- In France, up to 50,000 people suffer cardiac arrest every year, of which around 5% survive.
- Cardio-neurovascular diseases and their complications are the leading cause of death in women and the elderly.
In France, cardiovascular diseases and their complications are the second leading cause of death after cancer, with more than 140,000 deaths a year, according to the Ministry of Solidarity and Health. They are also a major cause of disease and early death.
Therefore, to avoid this type of problem, there are several recommendations: regular physical activity, a stable and normal body mass index (BMI), a balanced diet, quitting smoking, limiting alcohol consumption… All these advices are generally followed by adults , but according to a study published in the journal New England Journal of Medicine (NEJM) Prevention should start in childhood.
5 risk factors for children
Scientists have identified five risk factors in children that can lead to fatal and non-fatal cardiovascular problems in adulthood: body mass index, blood pressure, cholesterol, high triglyceride (lipid) levels and smoking in young people. The first four would be the most important because they can lead to heart problems after the age of 40.

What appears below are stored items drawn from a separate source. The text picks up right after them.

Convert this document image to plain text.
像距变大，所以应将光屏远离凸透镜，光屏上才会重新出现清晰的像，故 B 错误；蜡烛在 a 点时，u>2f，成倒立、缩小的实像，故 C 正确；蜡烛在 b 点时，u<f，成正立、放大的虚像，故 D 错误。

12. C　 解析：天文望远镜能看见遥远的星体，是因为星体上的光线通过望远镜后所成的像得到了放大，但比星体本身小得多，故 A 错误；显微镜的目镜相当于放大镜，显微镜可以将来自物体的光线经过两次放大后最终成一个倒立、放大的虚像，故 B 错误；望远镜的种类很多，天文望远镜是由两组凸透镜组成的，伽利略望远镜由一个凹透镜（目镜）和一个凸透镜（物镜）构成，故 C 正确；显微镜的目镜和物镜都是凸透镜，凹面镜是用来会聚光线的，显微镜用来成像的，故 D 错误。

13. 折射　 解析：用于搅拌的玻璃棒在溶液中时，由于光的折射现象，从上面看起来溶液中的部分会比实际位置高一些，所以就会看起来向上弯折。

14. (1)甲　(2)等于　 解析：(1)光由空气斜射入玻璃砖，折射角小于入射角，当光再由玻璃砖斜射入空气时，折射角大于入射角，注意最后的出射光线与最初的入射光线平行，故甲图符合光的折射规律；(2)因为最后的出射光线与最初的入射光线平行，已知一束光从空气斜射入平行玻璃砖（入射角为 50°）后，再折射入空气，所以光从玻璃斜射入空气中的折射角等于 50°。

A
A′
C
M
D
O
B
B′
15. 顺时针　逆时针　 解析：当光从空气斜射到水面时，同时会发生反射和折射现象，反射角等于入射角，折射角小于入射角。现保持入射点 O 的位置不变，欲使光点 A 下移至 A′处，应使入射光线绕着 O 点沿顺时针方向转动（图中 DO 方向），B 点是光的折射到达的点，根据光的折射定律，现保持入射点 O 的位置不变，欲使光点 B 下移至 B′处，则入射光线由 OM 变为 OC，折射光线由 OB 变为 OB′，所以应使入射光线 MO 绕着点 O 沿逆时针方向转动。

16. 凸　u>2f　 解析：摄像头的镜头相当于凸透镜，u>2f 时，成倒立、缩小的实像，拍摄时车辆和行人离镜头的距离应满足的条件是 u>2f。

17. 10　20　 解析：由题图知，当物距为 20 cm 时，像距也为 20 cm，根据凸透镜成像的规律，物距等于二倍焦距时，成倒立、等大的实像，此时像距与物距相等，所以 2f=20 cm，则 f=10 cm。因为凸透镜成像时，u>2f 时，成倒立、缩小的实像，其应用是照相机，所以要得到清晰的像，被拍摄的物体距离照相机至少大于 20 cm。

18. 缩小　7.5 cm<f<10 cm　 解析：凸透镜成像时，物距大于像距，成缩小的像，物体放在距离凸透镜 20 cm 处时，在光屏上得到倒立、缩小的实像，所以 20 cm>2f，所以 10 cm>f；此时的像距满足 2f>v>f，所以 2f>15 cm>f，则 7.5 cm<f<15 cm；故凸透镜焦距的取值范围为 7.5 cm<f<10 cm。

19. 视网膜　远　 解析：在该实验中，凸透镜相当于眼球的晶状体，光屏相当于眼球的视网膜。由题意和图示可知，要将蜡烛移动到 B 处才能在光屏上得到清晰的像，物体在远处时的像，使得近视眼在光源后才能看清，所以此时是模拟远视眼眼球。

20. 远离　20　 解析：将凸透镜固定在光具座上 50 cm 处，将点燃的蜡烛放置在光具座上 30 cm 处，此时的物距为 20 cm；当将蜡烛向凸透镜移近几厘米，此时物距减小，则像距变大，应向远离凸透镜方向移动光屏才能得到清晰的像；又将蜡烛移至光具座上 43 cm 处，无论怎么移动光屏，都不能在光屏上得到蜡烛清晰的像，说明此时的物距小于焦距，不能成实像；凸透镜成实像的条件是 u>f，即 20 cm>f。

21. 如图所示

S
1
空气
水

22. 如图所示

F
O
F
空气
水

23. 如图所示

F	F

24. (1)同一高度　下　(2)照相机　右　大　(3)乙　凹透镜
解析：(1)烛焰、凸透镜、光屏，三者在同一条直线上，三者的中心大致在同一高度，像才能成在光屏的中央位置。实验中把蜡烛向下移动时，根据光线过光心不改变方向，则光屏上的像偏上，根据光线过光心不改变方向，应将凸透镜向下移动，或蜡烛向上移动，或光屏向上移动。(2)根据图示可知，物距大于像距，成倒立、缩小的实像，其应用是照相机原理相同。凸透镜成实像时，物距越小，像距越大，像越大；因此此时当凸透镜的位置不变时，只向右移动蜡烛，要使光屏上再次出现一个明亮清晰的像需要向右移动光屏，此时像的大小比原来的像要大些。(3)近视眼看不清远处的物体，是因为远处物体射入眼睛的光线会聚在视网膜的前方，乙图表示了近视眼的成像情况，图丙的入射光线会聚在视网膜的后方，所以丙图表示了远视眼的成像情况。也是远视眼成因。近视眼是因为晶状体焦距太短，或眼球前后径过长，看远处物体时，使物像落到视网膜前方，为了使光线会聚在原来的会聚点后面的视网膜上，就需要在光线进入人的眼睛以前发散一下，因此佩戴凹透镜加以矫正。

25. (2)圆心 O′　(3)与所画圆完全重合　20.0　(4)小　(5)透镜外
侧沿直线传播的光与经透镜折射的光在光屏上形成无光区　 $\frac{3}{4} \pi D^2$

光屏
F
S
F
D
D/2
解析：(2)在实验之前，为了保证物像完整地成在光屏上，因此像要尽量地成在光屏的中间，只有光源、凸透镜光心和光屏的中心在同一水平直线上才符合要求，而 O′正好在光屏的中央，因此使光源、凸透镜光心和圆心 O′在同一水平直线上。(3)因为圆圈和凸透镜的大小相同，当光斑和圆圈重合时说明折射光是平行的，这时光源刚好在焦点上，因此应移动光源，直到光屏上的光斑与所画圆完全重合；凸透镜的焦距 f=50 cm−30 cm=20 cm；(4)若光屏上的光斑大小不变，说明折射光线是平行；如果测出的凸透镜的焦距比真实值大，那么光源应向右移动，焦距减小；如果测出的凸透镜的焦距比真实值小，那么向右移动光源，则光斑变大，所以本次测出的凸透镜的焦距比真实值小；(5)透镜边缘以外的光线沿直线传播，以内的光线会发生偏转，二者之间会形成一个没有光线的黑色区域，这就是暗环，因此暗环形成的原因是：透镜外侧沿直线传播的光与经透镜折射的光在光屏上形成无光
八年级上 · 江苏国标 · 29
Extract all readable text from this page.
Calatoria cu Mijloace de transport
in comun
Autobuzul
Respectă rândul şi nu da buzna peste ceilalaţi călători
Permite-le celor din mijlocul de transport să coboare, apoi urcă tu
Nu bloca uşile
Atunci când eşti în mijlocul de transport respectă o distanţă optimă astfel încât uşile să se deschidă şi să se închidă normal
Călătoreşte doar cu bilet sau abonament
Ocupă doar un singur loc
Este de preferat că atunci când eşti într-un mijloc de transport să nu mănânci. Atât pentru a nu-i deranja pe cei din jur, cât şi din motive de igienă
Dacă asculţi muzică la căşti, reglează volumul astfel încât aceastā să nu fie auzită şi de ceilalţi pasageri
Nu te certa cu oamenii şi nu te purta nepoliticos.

To achieve these results, the researchers followed more than 38,000 people from childhood (between the ages of 3 and 19) through old age, when cardiovascular disease becomes common. Some participants have been persecuted for 50 years. The researchers observed that the cardiovascular problems these adults had could be predicted in more than half of the children.
Up to 9 times the risk
On the other hand, some of the children had nine times the risk of cardiovascular problems compared to children with below-average risk factors. “It has been known for some time that children can start showing signs of fatty deposits in the arteries as early as 5 years of age.”explain the authors.
“While interventions in adulthood such as improved diet, smoking cessation, physical activity, and taking appropriate medications are helpful in reducing risk factors, there is arguably much more to do in childhood and adolescence to reduce the lifetime risk of cardiovascular disease to reduce.”concludes Terence Dwyer, one of the authors.